When asked what he has that all the other applicants do not, he blurts out in tears: ‘My Mother!’

He’s like a cross between Elmer Fudd and Kafka’s Hunger Artist:

Percyg2

But he has his oddly effective side, as well. His head lights up like a lightbulb when he remembers to screw it on (his mother has to remind him.) He solves problems for his friends and learns important life lessons about taking risk. It’s sweet. And I like the art. But it’s also hit-and-miss. The Gloom family auto-death-slap fits with the obsessive questing for risk in the mundane, the better to shun life. There’s a good thread there. But other jokes just seem like by-the-numbers wackiness. He had a wife, Lila, who joins the funnelheads and kills herself in a silly way. Eh. It’s written as though this is all a metaphor for something, but I must be missing it. But it’s fun.

Hieronymus B. is slender - on 60 pages. And mostly wordless, which makes it a very fast read. It’s like Owly visits Kafka’s Castle. It’s paranoid, but in an oddly sweet and gentle way. Weird things just happen at the office; he can’t deal with them, but it doesn’t matter. He has weird dreams and walks into paintings in museums, in a Calvin-like way. He’s passive, not aggressive, but occasionally oddly effective. (Not the theologian, Calvin. The other one.)

One thing I find a bit odd, thinking about these books, is not just that ‘sweet and gentle Kafkaesque storytelling’ turns out not to be an oxymoron. What’s odd is more that my sense this kind of Kafkaesque isn’t so hard to do, so you should do it really well. Just make a hapless round-headed bald kid/old man, to whom random but portentous things happen. Writes itself. So you have to write it really well. (But even if you don’t, it will still be lots of fun. It’s a winner of a sub-genre formula.)

And by the by. I’m organizing a book event around Douglas Wolk’s Reading Comics [amazon]. A fine book, in my judgment, soon to come out in paperback. It will be hosted loosely at the Valve but, this being the internet, anyone with their own soap box who wants to join the converation is probably welcome. We haven’t settled a date yet. Maybe 4-6 weeks?
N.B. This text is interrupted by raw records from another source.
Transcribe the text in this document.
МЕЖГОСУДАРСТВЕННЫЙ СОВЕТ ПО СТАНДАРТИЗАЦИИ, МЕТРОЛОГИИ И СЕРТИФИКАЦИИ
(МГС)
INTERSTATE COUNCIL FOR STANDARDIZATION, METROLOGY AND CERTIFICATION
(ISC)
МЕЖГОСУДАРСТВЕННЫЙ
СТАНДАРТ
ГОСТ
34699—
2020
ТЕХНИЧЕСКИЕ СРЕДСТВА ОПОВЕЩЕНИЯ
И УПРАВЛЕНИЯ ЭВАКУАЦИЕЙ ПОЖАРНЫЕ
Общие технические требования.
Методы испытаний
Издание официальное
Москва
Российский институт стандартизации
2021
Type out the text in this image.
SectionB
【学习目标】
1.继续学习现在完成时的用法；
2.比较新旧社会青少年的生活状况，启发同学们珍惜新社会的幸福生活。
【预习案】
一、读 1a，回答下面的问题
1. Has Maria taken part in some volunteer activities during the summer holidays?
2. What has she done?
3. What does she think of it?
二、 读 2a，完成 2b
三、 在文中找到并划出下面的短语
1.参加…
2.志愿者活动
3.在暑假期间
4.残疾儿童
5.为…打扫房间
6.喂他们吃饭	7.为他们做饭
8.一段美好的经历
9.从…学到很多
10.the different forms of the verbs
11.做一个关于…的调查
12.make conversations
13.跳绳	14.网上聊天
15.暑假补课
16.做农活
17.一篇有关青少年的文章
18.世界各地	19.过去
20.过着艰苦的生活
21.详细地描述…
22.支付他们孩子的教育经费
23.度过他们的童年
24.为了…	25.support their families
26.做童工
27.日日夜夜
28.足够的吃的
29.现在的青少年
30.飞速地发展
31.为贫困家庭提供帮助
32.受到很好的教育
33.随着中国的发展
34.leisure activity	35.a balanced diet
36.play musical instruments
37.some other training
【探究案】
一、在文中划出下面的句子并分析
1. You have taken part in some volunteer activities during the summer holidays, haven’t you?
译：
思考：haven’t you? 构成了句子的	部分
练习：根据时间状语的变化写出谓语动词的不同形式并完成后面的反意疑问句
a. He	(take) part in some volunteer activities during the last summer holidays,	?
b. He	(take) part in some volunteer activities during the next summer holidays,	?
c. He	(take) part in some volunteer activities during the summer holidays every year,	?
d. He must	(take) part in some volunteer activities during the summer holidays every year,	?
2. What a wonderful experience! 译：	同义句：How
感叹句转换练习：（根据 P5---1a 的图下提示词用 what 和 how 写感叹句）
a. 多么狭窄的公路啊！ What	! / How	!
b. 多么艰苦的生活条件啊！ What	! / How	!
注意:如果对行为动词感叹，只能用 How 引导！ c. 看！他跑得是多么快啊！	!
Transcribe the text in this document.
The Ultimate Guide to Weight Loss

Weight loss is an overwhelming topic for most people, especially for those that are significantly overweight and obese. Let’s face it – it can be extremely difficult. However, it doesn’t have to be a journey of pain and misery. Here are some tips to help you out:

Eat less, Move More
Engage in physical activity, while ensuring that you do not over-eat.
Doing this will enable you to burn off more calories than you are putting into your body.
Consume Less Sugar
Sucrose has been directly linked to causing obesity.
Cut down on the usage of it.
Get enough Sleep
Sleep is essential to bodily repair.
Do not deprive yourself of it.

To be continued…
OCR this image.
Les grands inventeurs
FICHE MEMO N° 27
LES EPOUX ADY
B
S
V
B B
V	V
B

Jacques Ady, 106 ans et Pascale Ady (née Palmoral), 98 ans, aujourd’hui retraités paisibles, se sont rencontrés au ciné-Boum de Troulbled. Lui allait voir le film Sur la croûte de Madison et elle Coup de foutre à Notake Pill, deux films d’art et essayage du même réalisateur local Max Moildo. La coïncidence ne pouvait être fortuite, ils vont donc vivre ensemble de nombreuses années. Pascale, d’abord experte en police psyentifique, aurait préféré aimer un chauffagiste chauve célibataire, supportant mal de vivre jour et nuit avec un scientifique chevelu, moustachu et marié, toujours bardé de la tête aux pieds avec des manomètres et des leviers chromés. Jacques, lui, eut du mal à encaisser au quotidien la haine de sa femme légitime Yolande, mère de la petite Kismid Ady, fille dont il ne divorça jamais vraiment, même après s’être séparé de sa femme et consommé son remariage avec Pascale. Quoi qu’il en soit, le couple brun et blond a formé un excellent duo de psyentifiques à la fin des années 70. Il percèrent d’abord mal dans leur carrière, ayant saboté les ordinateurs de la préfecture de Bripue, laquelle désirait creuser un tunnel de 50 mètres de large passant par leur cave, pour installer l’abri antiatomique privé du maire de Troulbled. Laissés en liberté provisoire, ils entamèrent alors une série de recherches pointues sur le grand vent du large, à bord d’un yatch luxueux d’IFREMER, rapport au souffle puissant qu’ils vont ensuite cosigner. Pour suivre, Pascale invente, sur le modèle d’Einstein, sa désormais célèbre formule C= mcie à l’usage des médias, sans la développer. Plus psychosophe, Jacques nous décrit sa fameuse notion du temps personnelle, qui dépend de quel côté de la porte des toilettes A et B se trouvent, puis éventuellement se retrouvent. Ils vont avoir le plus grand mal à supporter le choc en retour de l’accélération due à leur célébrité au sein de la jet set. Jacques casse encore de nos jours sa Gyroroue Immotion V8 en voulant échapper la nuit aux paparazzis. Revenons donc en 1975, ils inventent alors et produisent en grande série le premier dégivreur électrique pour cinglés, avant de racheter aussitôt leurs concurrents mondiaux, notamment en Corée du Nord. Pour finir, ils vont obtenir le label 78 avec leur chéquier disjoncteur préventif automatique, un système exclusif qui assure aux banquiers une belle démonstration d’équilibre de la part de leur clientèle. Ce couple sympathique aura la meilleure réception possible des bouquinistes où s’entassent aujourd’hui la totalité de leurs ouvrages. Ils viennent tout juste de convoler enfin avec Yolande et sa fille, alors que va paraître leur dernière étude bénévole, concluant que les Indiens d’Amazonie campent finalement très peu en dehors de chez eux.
But it’s definitely going to happen. I have some freebie review copies to give away. I’ve decided to give a few to anyone who sends me an email out of the blue, explaining why they deserve a free copy. Or, alternatively, leaving an impressively clever comment to the post, achieving the same. (By bothering to read to the end of this post, you have already passed the first test, grasshopper. Clearly you have some interest in comics.)